As I sat at my computer, an email notification appeared in the corner of my screen at the same moment my telephone rang. I paused, took a deep breath, and answered. Wrong number. I turned back to my computer screen, two more new emails. I glanced at the clock. I scribbled a few more things on my to-do list. Another deep breath. It was one of those days where the to-do list just seemed to be getting longer. I shifted in my chair and glanced at the clock again. Another deep breath.
I pulled on my coat and headed out into the blustery snow, walking toward Hendricks Chapel for the Healthy Monday meditation. The meditation is a secular practice and is open to all members of the SU community, whether they are experienced at meditation or not. As I entered the small chapel on the lower level, I began to feel the tension in my shoulders melt away. The lights were dimmed and I was welcomed by Catherine Landis, the instructor. Silencing my phone, I slipped off my coat and shoes and settled onto a cushion on the floor. If the floor is out of your comfort zone- I’ll admit I haven’t spent much time seated in a cross-legged position since I left kindergarten- there are chairs and small stools for kneeling. Meditation doesn’t requires a specific seated position; being comfortable is most important.
The class begins at noon but the meditation doesn’t typically start until 12:15. The first 15 minutes are reserved for questions and to receive guidance about the practice of meditation for those who are new to the practice.
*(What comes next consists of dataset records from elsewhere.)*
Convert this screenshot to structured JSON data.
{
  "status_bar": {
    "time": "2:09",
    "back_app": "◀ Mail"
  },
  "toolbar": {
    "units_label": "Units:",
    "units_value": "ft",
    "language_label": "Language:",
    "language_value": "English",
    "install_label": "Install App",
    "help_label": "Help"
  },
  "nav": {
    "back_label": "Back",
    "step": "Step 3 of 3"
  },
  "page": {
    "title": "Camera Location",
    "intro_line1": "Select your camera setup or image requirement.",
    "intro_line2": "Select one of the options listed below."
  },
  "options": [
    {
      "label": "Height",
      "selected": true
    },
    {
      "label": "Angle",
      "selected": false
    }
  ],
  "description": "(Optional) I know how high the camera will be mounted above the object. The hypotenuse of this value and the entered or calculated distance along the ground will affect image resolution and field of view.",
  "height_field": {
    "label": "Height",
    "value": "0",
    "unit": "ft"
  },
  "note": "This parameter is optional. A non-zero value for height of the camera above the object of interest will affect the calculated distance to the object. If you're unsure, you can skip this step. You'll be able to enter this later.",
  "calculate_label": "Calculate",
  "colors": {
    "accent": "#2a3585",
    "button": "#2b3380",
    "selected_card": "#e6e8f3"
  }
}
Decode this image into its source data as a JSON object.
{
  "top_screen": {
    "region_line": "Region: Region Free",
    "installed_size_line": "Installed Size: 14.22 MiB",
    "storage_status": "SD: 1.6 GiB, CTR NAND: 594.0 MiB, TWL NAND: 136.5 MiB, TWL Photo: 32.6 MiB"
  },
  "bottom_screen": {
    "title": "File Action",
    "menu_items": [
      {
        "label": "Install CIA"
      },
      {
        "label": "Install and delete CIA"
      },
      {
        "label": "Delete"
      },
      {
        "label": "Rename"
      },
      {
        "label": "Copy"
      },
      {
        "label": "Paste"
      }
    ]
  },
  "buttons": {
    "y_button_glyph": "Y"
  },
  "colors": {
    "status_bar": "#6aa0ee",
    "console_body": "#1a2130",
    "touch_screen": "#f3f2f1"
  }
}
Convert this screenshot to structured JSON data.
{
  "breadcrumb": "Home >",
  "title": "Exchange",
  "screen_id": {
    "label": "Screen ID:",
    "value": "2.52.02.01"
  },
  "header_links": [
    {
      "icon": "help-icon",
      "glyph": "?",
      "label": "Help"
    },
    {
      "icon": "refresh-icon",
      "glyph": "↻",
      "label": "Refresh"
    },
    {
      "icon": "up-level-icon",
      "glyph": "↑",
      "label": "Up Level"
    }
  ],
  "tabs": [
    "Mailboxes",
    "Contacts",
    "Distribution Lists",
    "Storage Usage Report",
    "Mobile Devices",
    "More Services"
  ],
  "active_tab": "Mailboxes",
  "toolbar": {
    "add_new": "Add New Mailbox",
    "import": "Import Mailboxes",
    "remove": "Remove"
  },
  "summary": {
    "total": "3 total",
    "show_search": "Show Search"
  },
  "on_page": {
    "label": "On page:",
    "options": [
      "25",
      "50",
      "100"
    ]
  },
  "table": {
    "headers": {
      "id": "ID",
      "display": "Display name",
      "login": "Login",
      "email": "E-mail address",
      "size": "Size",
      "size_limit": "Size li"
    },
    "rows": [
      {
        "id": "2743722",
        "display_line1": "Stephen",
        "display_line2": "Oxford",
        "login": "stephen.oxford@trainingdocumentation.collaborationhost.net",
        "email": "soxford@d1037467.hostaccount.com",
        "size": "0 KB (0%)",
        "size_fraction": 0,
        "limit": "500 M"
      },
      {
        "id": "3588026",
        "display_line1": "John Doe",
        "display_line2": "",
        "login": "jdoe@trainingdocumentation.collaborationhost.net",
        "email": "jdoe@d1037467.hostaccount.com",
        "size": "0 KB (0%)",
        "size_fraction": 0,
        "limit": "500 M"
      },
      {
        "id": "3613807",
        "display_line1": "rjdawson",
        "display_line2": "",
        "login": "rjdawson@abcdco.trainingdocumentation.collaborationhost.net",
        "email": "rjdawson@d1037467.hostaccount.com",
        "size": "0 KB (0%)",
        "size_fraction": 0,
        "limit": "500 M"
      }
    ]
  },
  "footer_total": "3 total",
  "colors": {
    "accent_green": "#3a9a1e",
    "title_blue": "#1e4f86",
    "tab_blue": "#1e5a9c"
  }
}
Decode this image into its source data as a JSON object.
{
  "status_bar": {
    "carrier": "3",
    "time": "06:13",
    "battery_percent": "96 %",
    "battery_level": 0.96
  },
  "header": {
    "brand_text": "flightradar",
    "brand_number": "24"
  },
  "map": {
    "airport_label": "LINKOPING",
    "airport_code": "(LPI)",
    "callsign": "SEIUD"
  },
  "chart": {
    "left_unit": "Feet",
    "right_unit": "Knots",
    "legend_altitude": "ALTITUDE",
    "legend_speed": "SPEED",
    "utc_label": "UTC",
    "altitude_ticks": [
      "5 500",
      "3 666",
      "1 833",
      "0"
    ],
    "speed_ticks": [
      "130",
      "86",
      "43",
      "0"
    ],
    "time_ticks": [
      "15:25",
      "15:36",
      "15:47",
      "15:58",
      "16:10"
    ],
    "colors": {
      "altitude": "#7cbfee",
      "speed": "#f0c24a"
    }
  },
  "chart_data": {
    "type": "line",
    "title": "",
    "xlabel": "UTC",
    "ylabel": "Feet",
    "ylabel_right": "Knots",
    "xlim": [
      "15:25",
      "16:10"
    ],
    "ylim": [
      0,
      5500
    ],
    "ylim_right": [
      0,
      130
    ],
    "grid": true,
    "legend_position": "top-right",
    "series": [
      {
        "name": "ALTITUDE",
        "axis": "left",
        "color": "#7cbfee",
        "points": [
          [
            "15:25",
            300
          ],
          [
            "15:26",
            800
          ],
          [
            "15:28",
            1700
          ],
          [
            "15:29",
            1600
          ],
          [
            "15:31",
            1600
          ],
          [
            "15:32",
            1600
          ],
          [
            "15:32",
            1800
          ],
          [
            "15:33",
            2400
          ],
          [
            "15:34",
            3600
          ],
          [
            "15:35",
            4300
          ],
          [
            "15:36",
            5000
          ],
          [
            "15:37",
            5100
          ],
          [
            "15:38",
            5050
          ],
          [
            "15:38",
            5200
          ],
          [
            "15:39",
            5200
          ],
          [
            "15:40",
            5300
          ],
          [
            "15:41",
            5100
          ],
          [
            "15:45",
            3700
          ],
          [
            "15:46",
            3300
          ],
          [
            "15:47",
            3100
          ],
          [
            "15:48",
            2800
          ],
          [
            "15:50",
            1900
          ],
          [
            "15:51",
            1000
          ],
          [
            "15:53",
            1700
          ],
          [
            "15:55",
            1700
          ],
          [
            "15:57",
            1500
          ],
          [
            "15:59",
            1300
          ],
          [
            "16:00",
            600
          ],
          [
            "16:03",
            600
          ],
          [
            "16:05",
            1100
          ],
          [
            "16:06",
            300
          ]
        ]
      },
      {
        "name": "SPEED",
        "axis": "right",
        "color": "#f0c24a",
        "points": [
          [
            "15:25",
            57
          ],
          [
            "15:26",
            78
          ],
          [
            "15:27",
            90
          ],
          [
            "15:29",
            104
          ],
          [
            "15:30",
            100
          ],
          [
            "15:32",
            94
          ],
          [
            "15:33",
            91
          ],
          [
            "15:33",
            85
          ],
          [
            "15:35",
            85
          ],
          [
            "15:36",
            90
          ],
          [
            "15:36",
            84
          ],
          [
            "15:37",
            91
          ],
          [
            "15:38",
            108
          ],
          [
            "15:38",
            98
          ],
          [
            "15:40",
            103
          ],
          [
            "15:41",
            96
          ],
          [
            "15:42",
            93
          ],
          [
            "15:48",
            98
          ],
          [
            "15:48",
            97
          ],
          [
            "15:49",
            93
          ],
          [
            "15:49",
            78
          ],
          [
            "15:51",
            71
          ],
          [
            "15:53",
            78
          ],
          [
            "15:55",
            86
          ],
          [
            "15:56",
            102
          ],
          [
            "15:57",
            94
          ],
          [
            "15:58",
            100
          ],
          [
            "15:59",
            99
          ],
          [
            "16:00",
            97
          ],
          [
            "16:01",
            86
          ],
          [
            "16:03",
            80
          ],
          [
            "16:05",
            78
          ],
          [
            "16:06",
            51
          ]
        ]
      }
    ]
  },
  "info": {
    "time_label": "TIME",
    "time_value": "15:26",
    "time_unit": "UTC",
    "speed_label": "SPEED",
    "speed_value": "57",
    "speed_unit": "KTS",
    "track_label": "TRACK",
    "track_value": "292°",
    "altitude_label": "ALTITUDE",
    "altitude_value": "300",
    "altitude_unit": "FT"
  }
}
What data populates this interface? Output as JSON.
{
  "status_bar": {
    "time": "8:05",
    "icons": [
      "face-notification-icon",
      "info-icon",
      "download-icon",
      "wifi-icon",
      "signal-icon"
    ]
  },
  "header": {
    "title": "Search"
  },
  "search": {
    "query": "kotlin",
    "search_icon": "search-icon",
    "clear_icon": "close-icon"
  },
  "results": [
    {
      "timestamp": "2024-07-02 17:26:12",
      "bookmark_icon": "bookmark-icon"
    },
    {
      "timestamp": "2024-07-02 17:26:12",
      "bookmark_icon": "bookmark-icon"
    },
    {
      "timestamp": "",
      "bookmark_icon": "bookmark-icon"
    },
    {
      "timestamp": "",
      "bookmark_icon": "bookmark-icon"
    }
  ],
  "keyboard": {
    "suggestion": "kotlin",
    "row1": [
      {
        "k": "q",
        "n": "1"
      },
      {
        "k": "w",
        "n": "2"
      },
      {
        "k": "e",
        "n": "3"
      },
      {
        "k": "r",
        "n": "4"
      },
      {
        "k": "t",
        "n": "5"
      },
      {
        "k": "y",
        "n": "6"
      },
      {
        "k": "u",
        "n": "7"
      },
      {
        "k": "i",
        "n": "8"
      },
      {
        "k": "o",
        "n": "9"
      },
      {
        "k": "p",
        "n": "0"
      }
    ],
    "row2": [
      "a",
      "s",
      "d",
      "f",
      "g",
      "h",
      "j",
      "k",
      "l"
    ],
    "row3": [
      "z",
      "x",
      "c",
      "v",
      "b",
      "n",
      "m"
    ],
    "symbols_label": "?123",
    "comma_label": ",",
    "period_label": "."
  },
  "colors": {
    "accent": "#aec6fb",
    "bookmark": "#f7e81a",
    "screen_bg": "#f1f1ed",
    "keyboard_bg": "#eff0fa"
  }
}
Catherine often brings in literature to share about the benefits of meditation and mindfulness. This week she read a passage about brain breathing from Science Digest that describes how the simple act of deep breathing has been shown to lower blood pressure and decrease anxiety.
A student in the class noted that some attendees were absent. “It’s midterms,” he said, “everyone is stressing out. If only they knew how much meditation could help them manage that…” he trailed off. Once we were all seated comfortably, Catherine signaled the beginning of the meditation with a chime. I am familiar with meditation, but am no expert and sometimes my mind wanders- a lot! Each chime helped me to focus my attention on my breathing. After several chimes, the room fell silent. The meditation lasts 20 minutes which may seem daunting to some, especially those of us who are programmed to check cell phones and email every couple of minutes.
Those of you who have never meditated might be wondering how those 20 quiet minutes are filled. Everyone will have a very different experience and there is no right or wrong way to meditate. Meditation is intended to restore an inner sense of calm and often the focus is shifted to your breathing. Other meditation techniques might include repeating a mantra, focusing on the present moment, or visualizing something that relaxes you. Today, I counted my breaths, sang Ed Sheeran “Thinking Out Loud” and slowly felt my toes fall asleep. I felt a little frustrated because I did not attain nirvana or quiet my mind completely but I did come away from the experience refreshed, relaxed and happier. The chime rang again signaling the end of the meditation. It felt much shorter than 20 minutes, I was surprised how quickly the time passed.
I encourage you to give the Healthy Monday meditation a try. Regular meditation can help to reduce stress and anxiety, decrease blood pressure, improve concentration and cognitive processing, boost emotional stability, strengthen your immune system and help you sleep better. What felt most luxurious to me was having 20 minutes of pure, uninterrupted quiet time with my thoughts. Many of us never indulge ourselves in these quiet moments and doing so can be a powerful thing for our physical and emotional wellbeing.
If you are ready to embrace the benefits of meditation, here is more info:
Healthy Monday Meditation
When: every Monday during the academic year
Where: Hendricks Chapel, small chapel, lower level
What time: Instruction time begins at noon, quiet meditation runs from 12:15-12:35
Who: Open to anyone in the SU community interested in benefiting from meditation practice
What else? Wear comfortable clothing if you prefer to sit on the floor. Newcomers are welcome to stay as long as they are able- it is perfectly fine to stretch your legs or leave early if you need to.